The strategy worked. With the unions no longer opposed and a primary campaign by DSA-endorsed Green New York slate member David Alexis breathing down his neck, Senator Kevin Parker, the chair of the Energy and Telecommunications Committee and one of the key roadblocks to BPRA, stepped aside. The bill passed the State Senate 38-25. Parker skipped the vote.
The State Assembly was a different story. Opposition groups including the Independent Power Producers of New York (the lobby and political arm for fossil fuel corporations) and the Alliance for Clean Energy New York (the lobby for renewable industry capitalists) mounted attacks — like having multiple social media accounts repeat the same false talking points that NYPA will “stifle competition and raise prices.”
But the memos and attack ads didn’t stop the massive outpouring of support for BPRA. More than 1,000 supporters used NYC-DSA’s call guide to contact legislators (some even sending faxes!). #BuildPublicRenewables was the top trending topic on Twitter in New York for two days in a row. In the final moments of the session, DSA’s electeds were rousing support and making social media pleas. But the limits of having only six socialists in Albany became clear. Speaker Heastie refused to even bring the bill to a vote in the Assembly. Fossil fuel interests had blocked the best path for the state toward meeting the renewable energy goals it set in 2019.
A victory for the Build Public Renewables Act would prove that we can leverage the power of government to democratize and make green our state’s energy supply.
Yet the unprecedented public-pressure campaign for the bill still validated NYC-DSA’s approach.

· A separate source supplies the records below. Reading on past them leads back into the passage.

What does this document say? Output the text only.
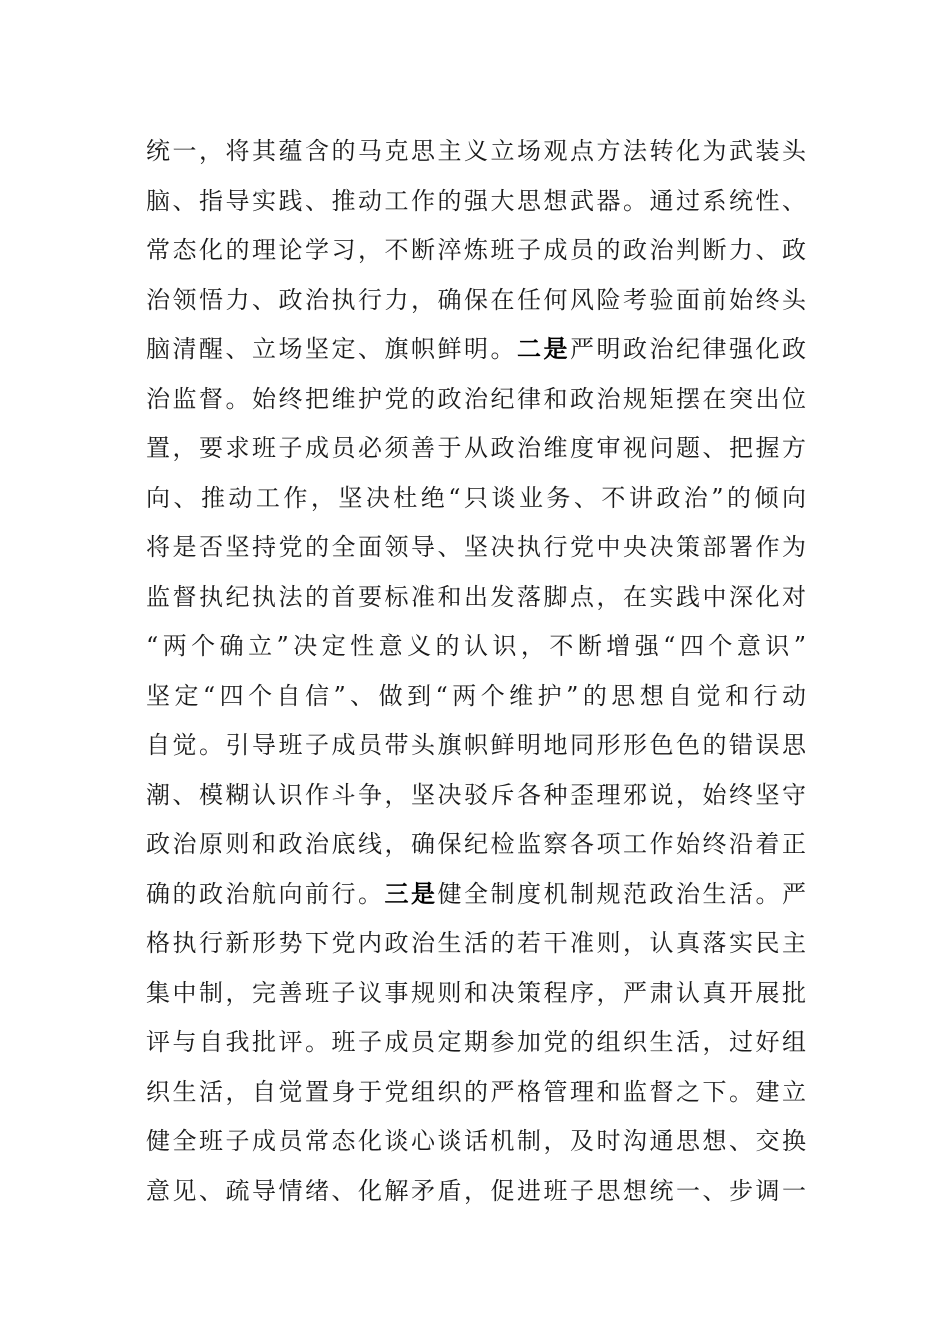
统一，将其蕴含的马克思主义立场观点方法转化为武装头
脑、指导实践、推动工作的强大思想武器。通过系统性、
常态化的理论学习，不断淬炼班子成员的政治判断力、政
治领悟力、政治执行力，确保在任何风险考验面前始终头
脑清醒、立场坚定、旗帜鲜明。二是严明政治纪律强化政
治监督。始终把维护党的政治纪律和政治规矩摆在突出位
置，要求班子成员必须善于从政治维度审视问题、把握方
向、推动工作，坚决杜绝“只谈业务、不讲政治”的倾向
将是否坚持党的全面领导、坚决执行党中央决策部署作为
监督执纪执法的首要标准和出发落脚点，在实践中深化对
“两个确立”决定性意义的认识，不断增强“四个意识”
坚定“四个自信”、做到“两个维护”的思想自觉和行动
自觉。引导班子成员带头旗帜鲜明地同形形色色的错误思
潮、模糊认识作斗争，坚决驳斥各种歪理邪说，始终坚守
政治原则和政治底线，确保纪检监察各项工作始终沿着正
确的政治航向前行。三是健全制度机制规范政治生活。严
格执行新形势下党内政治生活的若干准则，认真落实民主
集中制，完善班子议事规则和决策程序，严肃认真开展批
评与自我批评。班子成员定期参加党的组织生活，过好组
织生活，自觉置身于党组织的严格管理和监督之下。建立
健全班子成员常态化谈心谈话机制，及时沟通思想、交换
意见、疏导情绪、化解矛盾，促进班子思想统一、步调一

Speaker Heastie called for a special hearing on July 28 “to review this subject and get additional public input” because “we agree with the goals of the Build Public Renewables Act.” This kind of hearing is rare (and unprecedented, considering it was called by the very person who shut down the bill).
This is a crucial moment for climate action in New York State. The failure to pass major climate legislation for the third straight year will be a stain on certain legislators’ records, which voters will not forget in the primaries. If, as socialist Assemblymember Zohran Mamdani says, “organizing is the act of punching above your weight,” it’s clear that NYC-DSA must replace climate deniers in Albany with climate organizers in order to break any future impasses on desperately needed legislation.
And our movement can use the pressure of the primaries to force Heastie’s hand so that after the special hearing, he recovenes the Assembly — where the majority supporting this bill can pass it and Governor Kathy Hochul can sign it into law.
This victory would prove that we can leverage the power of government to democratize and make green our state’s energy supply. It would establish New York as a climate leader and inspire other states to follow suit. And it would prove that a robust public sector can meet human needs more efficiently and affordably when led by progressive policies.
What we’ve accomplished so far is heartening. We have the power of organizing in hand to fight for a liveable future for all New Yorkers.